Her siyasi proje uygulanacağı günlerde egemen olan düşünce kullanılarak gerçekleştirilir. Mesela 28 Şubatta irtica kullanılmış, 12 Eylülde anarşi ve bunu destekleyen komünist ve faşit güçler kullanılmıştır. Kamuoyunda bu düşüncelerin egemen olması şart değildir. Önce bu düşünce egemen hale getirilir sonra bunun üzerine yapılacak operasyon monte edilir. Bu nedenle bir düşünce kamuoyunda güçlü hale gelmişse şu sorulara cevap aranmalıdır. Acaba gerçekten gerekli olan ve ülkeyi yöneten güç tarafından ülkenin iyiliği için öne çıkarılan düşünce siyasi bir hedefe varmak için kullanılıyor mu yoksa olmayan bir düşünce önce yaratılıp sonra kullanılıyor mu?
Mesela, bana göre, Arap Baharı denilen eylemlerde halkın düşüncesi önce yaratılmış, sonra olaylar başlatılmıştır.
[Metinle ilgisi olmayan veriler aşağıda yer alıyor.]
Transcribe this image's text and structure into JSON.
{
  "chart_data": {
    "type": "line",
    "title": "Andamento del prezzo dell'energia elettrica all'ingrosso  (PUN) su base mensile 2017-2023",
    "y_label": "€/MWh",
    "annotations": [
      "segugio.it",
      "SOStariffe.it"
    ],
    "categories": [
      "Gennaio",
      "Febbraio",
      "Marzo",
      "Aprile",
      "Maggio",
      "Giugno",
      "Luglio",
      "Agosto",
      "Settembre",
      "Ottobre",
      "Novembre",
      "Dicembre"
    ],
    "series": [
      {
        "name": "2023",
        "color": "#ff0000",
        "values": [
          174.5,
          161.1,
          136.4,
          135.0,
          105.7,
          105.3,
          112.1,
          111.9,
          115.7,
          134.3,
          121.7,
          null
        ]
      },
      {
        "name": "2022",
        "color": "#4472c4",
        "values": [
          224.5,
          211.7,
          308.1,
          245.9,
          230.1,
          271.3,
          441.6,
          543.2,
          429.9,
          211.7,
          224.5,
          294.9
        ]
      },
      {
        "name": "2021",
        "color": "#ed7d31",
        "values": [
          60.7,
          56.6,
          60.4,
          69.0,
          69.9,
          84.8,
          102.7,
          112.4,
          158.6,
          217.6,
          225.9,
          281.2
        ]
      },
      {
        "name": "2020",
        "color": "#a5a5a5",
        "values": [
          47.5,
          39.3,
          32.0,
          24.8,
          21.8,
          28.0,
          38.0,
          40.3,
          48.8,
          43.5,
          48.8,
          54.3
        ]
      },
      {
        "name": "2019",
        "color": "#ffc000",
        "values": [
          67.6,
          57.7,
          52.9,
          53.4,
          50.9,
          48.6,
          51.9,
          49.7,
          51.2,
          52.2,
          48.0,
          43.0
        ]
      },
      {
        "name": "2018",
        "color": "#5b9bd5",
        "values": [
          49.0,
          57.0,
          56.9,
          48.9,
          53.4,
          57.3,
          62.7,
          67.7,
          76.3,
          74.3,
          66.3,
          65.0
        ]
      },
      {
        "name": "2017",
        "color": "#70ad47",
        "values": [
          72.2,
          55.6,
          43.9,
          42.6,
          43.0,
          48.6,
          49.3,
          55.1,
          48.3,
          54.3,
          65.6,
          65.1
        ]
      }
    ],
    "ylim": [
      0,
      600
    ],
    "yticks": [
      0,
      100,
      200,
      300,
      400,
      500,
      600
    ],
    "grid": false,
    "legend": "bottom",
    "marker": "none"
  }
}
Yani yaşananlar kendiliğinden oluşmamış, belli bir hedefe varmak için kurgulanmıştır.
Bu nedenle ülkede bir görüş egemen olmaya başlarsa hemen bu iyi niyetli mi değil mi diye sorarım ve iyi niyetli olsa bile birilerinin bunu kullanarak hedeflerine varmaya çalışabilecekleri ihtimalini göz önünde tutarım.
Son zamanlarda ülkemizde demokrasi ve insan hakları ön planda ve bu düşünce iyi niyetle gündeme taşındı. Ancak bazı güçlerin bunu kullanarak iktidarı zor duruma sokmaya çalışıp çalışmadıkları araştırılmalıdır. Şu konuların iyi niyetli olmadığını düşünüyorum. Demokrasi ve halkın seçtikleri ön plana çıkarılıp atanmışlar aşağılanmaktadır. Oysa bunların birbiriyle mukayesesi anlamsızdır ve elma ile armudun hangisinin lezzetli olduğu sormak gibi bir anlam taşır. Ayrıca millet önde devlet arkadadır hatta devletin bütün kötülüklerin arkasında olduğu gibi bir izlenim yaratılmaktadır. Bunun hedefi bürokrasi ile siyasi iktidarı karşıt hale getirmek ve bürokrasiyi siyasi iktidara karşı kullanma hazırlığı olabilir.
***
Darbe hazırlıklarını yargılarken dikkatli olmak gerekir. Bu yargılamalar yanlış değildir ama içine bir takım haksızlıklar monte edilmişse ve Silahlı Kuvvetler bir hedef haline getirilip onun ülkeyi koruma değil darbe peşinde olduğu yazılıyorsa ve bunu söyleyenler iktidara yakın sayılıyorsa hedef orduyla iktidarın arasını bozmak olabilir.
Ayrıca dikkatimi çeken bir durum var. Tüm delillerin bazı darbe karşıtı, demokrasiyi seven kimseler tarafından getirildiği söyleniyor, yargılananların hiçbir savunması dikkate alınmadan onların suçlulukları sabitmiş gibi davranılıyor. Eğer bu yargılama sürecinde bazı haksızlıklar yapılır ve hazırlanmış deliller monte edilirse bu faaliyet iktidar lehine değil ileride onları 28 Şubatçıların konumuna düşürmek için hazırlık olabilir.
Delillerin değerlendirilmesi şüphesiz adaletin işidir. Ancak bunlar üzerindeki operasyonlar MİT ve Emniyet tarafından araştırılmalıdır. Yani adaletin yönlendirilmeden işlemesini sağlamak devletin görevidir ve bu adalete müdahale anlamı taşımaz.
Türkiye artık kendisi tarafından yönetilen bir ülke olma yolunda ilerliyor. Ancak bunun temel şartı hasma karşı da adil olmak ve kimsenin şerefiyle oynamamaktır. Ayrıca hasma karşı en sert ifadeler değil en doğru sözler değerli sayılmalıdır.